S.T.A.R.S. Commander Jim Ratekin describes what they do as being the “eyes and ears of the Sheriff’s Department.” Trained to spot things that look amiss, volunteers provide house checks for vacationing owners, as well as patrolling out-of-way locations that might not otherwise receive much attention.
Patrol volunteer Jim Langdon says most people are genuinely appreciative of the volunteers, especially kids who clamor for junior deputy badges or deputies’ trading cards.
“I have people stop me on little streets that you’d think probably no patrol ever goes down, and they say, ‘Hey, thank you for coming down; we appreciate it,'” Langdon said.
The S.T.A.R.S. also staff the substations, providing dispatch, answering the phones, greeting and assisting the public and providing any assistance the deputies may need.
Ratekin says the S.T.A.R.S. volunteers are also particularly proud of their community service and crime prevention education programs. For example, volunteers set up a Megan’s Law booth at various events that allows people to search a database of convicted child molesters.

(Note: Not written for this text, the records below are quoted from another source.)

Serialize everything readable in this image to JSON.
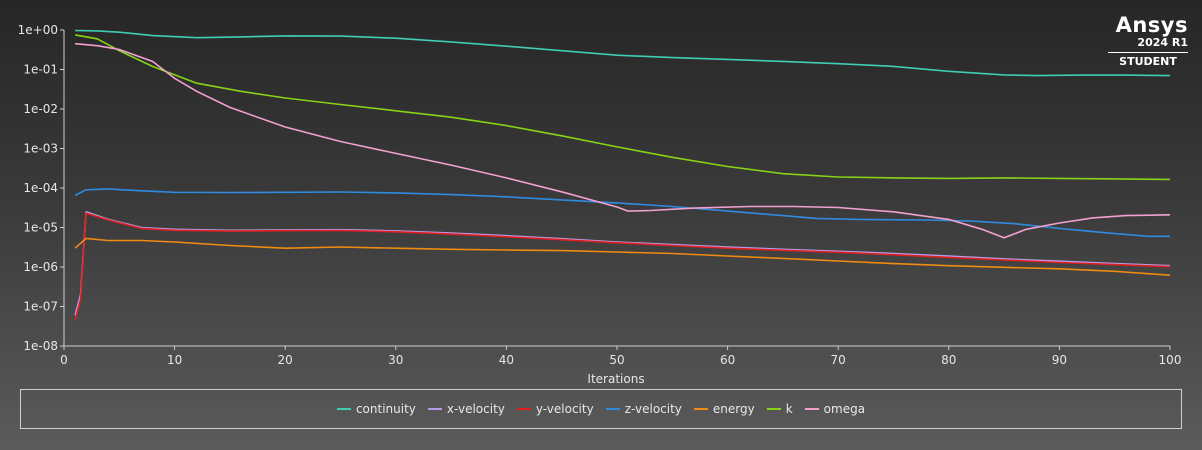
{
  "logo": {
    "brand": "Ansys",
    "version": "2024 R1",
    "edition": "STUDENT"
  },
  "chart_data": {
    "type": "line",
    "xlabel": "Iterations",
    "ylabel": "",
    "yscale": "log",
    "xlim": [
      0,
      100
    ],
    "ylim": [
      1e-08,
      1
    ],
    "x_ticks": [
      0,
      10,
      20,
      30,
      40,
      50,
      60,
      70,
      80,
      90,
      100
    ],
    "x_tick_labels": [
      "0",
      "10",
      "20",
      "30",
      "40",
      "50",
      "60",
      "70",
      "80",
      "90",
      "100"
    ],
    "y_ticks": [
      1,
      0.1,
      0.01,
      0.001,
      0.0001,
      1e-05,
      1e-06,
      1e-07,
      1e-08
    ],
    "y_tick_labels": [
      "1e+00",
      "1e-01",
      "1e-02",
      "1e-03",
      "1e-04",
      "1e-05",
      "1e-06",
      "1e-07",
      "1e-08"
    ],
    "grid": false,
    "legend_position": "bottom",
    "series": [
      {
        "name": "continuity",
        "color": "#3fcdb4",
        "points": [
          [
            1,
            0.97
          ],
          [
            3,
            0.95
          ],
          [
            5,
            0.88
          ],
          [
            8,
            0.72
          ],
          [
            12,
            0.64
          ],
          [
            16,
            0.67
          ],
          [
            20,
            0.71
          ],
          [
            25,
            0.7
          ],
          [
            30,
            0.62
          ],
          [
            35,
            0.5
          ],
          [
            40,
            0.39
          ],
          [
            45,
            0.3
          ],
          [
            50,
            0.23
          ],
          [
            55,
            0.2
          ],
          [
            60,
            0.18
          ],
          [
            65,
            0.16
          ],
          [
            70,
            0.14
          ],
          [
            75,
            0.12
          ],
          [
            80,
            0.09
          ],
          [
            85,
            0.073
          ],
          [
            88,
            0.07
          ],
          [
            92,
            0.072
          ],
          [
            96,
            0.072
          ],
          [
            100,
            0.07
          ]
        ]
      },
      {
        "name": "x-velocity",
        "color": "#b99ce8",
        "points": [
          [
            1,
            6e-08
          ],
          [
            1.5,
            2e-07
          ],
          [
            2,
            2.5e-05
          ],
          [
            4,
            1.6e-05
          ],
          [
            7,
            1e-05
          ],
          [
            10,
            9e-06
          ],
          [
            15,
            8.5e-06
          ],
          [
            20,
            8.7e-06
          ],
          [
            25,
            8.8e-06
          ],
          [
            30,
            8.2e-06
          ],
          [
            35,
            7.2e-06
          ],
          [
            40,
            6.2e-06
          ],
          [
            45,
            5.2e-06
          ],
          [
            50,
            4.3e-06
          ],
          [
            55,
            3.7e-06
          ],
          [
            60,
            3.2e-06
          ],
          [
            65,
            2.8e-06
          ],
          [
            70,
            2.5e-06
          ],
          [
            75,
            2.2e-06
          ],
          [
            80,
            1.9e-06
          ],
          [
            85,
            1.6e-06
          ],
          [
            90,
            1.4e-06
          ],
          [
            95,
            1.22e-06
          ],
          [
            100,
            1.08e-06
          ]
        ]
      },
      {
        "name": "y-velocity",
        "color": "#e02020",
        "points": [
          [
            1,
            4.5e-08
          ],
          [
            1.5,
            1.5e-07
          ],
          [
            2,
            2.3e-05
          ],
          [
            4,
            1.55e-05
          ],
          [
            7,
            9.5e-06
          ],
          [
            10,
            8.5e-06
          ],
          [
            15,
            8.1e-06
          ],
          [
            20,
            8.3e-06
          ],
          [
            25,
            8.4e-06
          ],
          [
            30,
            7.8e-06
          ],
          [
            35,
            6.8e-06
          ],
          [
            40,
            5.8e-06
          ],
          [
            45,
            4.9e-06
          ],
          [
            50,
            4.1e-06
          ],
          [
            55,
            3.5e-06
          ],
          [
            60,
            3e-06
          ],
          [
            65,
            2.65e-06
          ],
          [
            70,
            2.35e-06
          ],
          [
            75,
            2.05e-06
          ],
          [
            80,
            1.75e-06
          ],
          [
            85,
            1.5e-06
          ],
          [
            90,
            1.3e-06
          ],
          [
            95,
            1.15e-06
          ],
          [
            100,
            1.02e-06
          ]
        ]
      },
      {
        "name": "z-velocity",
        "color": "#2f8be0",
        "points": [
          [
            1,
            6.5e-05
          ],
          [
            2,
            9e-05
          ],
          [
            4,
            9.5e-05
          ],
          [
            7,
            8.5e-05
          ],
          [
            10,
            7.8e-05
          ],
          [
            15,
            7.7e-05
          ],
          [
            20,
            7.8e-05
          ],
          [
            25,
            7.9e-05
          ],
          [
            30,
            7.5e-05
          ],
          [
            35,
            6.8e-05
          ],
          [
            40,
            6e-05
          ],
          [
            45,
            5e-05
          ],
          [
            50,
            4.2e-05
          ],
          [
            55,
            3.4e-05
          ],
          [
            60,
            2.6e-05
          ],
          [
            65,
            2e-05
          ],
          [
            68,
            1.7e-05
          ],
          [
            72,
            1.6e-05
          ],
          [
            78,
            1.55e-05
          ],
          [
            82,
            1.45e-05
          ],
          [
            86,
            1.25e-05
          ],
          [
            90,
            9.5e-06
          ],
          [
            95,
            7e-06
          ],
          [
            98,
            6e-06
          ],
          [
            100,
            6e-06
          ]
        ]
      },
      {
        "name": "energy",
        "color": "#f08a10",
        "points": [
          [
            1,
            3e-06
          ],
          [
            2,
            5.3e-06
          ],
          [
            4,
            4.7e-06
          ],
          [
            7,
            4.7e-06
          ],
          [
            10,
            4.3e-06
          ],
          [
            15,
            3.5e-06
          ],
          [
            20,
            3e-06
          ],
          [
            25,
            3.2e-06
          ],
          [
            30,
            3e-06
          ],
          [
            35,
            2.8e-06
          ],
          [
            40,
            2.7e-06
          ],
          [
            45,
            2.6e-06
          ],
          [
            50,
            2.4e-06
          ],
          [
            55,
            2.2e-06
          ],
          [
            60,
            1.9e-06
          ],
          [
            65,
            1.65e-06
          ],
          [
            70,
            1.42e-06
          ],
          [
            75,
            1.22e-06
          ],
          [
            80,
            1.08e-06
          ],
          [
            85,
            9.8e-07
          ],
          [
            90,
            9e-07
          ],
          [
            95,
            7.8e-07
          ],
          [
            100,
            6.2e-07
          ]
        ]
      },
      {
        "name": "k",
        "color": "#86d415",
        "points": [
          [
            1,
            0.75
          ],
          [
            3,
            0.6
          ],
          [
            5,
            0.3
          ],
          [
            8,
            0.12
          ],
          [
            12,
            0.045
          ],
          [
            16,
            0.028
          ],
          [
            20,
            0.019
          ],
          [
            25,
            0.013
          ],
          [
            30,
            0.009
          ],
          [
            35,
            0.0062
          ],
          [
            40,
            0.0038
          ],
          [
            45,
            0.0021
          ],
          [
            50,
            0.0011
          ],
          [
            55,
            0.0006
          ],
          [
            60,
            0.00035
          ],
          [
            65,
            0.00023
          ],
          [
            70,
            0.00019
          ],
          [
            75,
            0.00018
          ],
          [
            80,
            0.000175
          ],
          [
            85,
            0.00018
          ],
          [
            90,
            0.000175
          ],
          [
            95,
            0.00017
          ],
          [
            100,
            0.000165
          ]
        ]
      },
      {
        "name": "omega",
        "color": "#f2a1cf",
        "points": [
          [
            1,
            0.45
          ],
          [
            3,
            0.4
          ],
          [
            5,
            0.32
          ],
          [
            8,
            0.16
          ],
          [
            10,
            0.06
          ],
          [
            12,
            0.028
          ],
          [
            15,
            0.011
          ],
          [
            20,
            0.0035
          ],
          [
            25,
            0.0015
          ],
          [
            30,
            0.00075
          ],
          [
            35,
            0.00038
          ],
          [
            40,
            0.00018
          ],
          [
            45,
            8e-05
          ],
          [
            50,
            3.3e-05
          ],
          [
            51,
            2.6e-05
          ],
          [
            53,
            2.7e-05
          ],
          [
            57,
            3.1e-05
          ],
          [
            62,
            3.4e-05
          ],
          [
            66,
            3.4e-05
          ],
          [
            70,
            3.2e-05
          ],
          [
            75,
            2.5e-05
          ],
          [
            80,
            1.6e-05
          ],
          [
            83,
            9e-06
          ],
          [
            85,
            5.5e-06
          ],
          [
            87,
            9e-06
          ],
          [
            90,
            1.3e-05
          ],
          [
            93,
            1.75e-05
          ],
          [
            96,
            2e-05
          ],
          [
            100,
            2.1e-05
          ]
        ]
      }
    ]
  }
}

Volunteers also assist with the Neighborhood Watch program and make safety presentations to children utilizing Barney, the Talking Patrol Car and Deputy McGruff. Another program, Vanished Children, teaches elementary-school children how to prevent abduction.
A bit of a departure for the S.T.A.R.S. volunteers is their bicycle giveaway program. Bikes that are turned in as found or stolen property, after being held for the prescribed time, are repaired by workers in the Sheriff’s Work Alternative Program (SWAP) supervised by S.T.A.R.S. volunteers. The bikes are given away at Christmas to children who couldn’t otherwise afford them.

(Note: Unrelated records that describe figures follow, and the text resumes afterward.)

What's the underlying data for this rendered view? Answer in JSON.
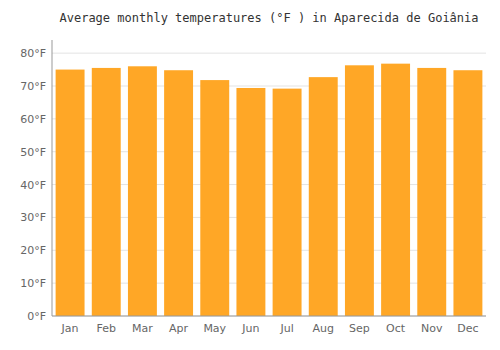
{
  "chart_data": {
    "type": "bar",
    "title": "Average monthly temperatures (°F ) in Aparecida de Goiânia",
    "categories": [
      "Jan",
      "Feb",
      "Mar",
      "Apr",
      "May",
      "Jun",
      "Jul",
      "Aug",
      "Sep",
      "Oct",
      "Nov",
      "Dec"
    ],
    "values": [
      75.0,
      75.5,
      76.0,
      74.8,
      71.8,
      69.4,
      69.2,
      72.7,
      76.3,
      76.8,
      75.5,
      74.8
    ],
    "color": "#FFA726",
    "ylim": [
      0,
      84
    ],
    "yticks": [
      {
        "value": 0,
        "label": "0°F"
      },
      {
        "value": 10,
        "label": "10°F"
      },
      {
        "value": 20,
        "label": "20°F"
      },
      {
        "value": 30,
        "label": "30°F"
      },
      {
        "value": 40,
        "label": "40°F"
      },
      {
        "value": 50,
        "label": "50°F"
      },
      {
        "value": 60,
        "label": "60°F"
      },
      {
        "value": 70,
        "label": "70°F"
      },
      {
        "value": 80,
        "label": "80°F"
      }
    ],
    "grid": true
  }
}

Last year more than 70 bikes were given away, and this year Ratekin says they’re on track to complete at least 125. Donations of new or used bikes or parts, in frame sizes from 12 to 18 inches, are appreciated.
Men and women are encouraged to join the S.T.A.R.S. ranks. Volunteers must be at least 50 years of age and able to pass a background investigation. New volunteers are given a preliminary introduction to procedures before being sent out for on-the-job training. S.T.A.R.S. volunteers then must attend the next 44-hour training academy, offered twice annually.
“This job is the best hands-on volunteer job I’ve ever seen,” Ratekin said. “We have the rewards of actually physically doing some of the things the deputies do. But in addition, we offer volunteers what volunteers need, like self-satisfaction … and the feeling of self-worth. You can go home in the evening and feel good about what you did that day. You just didn’t just file some letters. You actually made a difference.”
Support from the community is also appreciated, and Ratekin encourages residents to watch for their fund-raising events, including pancake breakfasts and dances. Aside from vehicle maintenance and basic office supplies, which are provided by Butte County, the S.T.A.R.S. rely on fund-raising for all their equipment.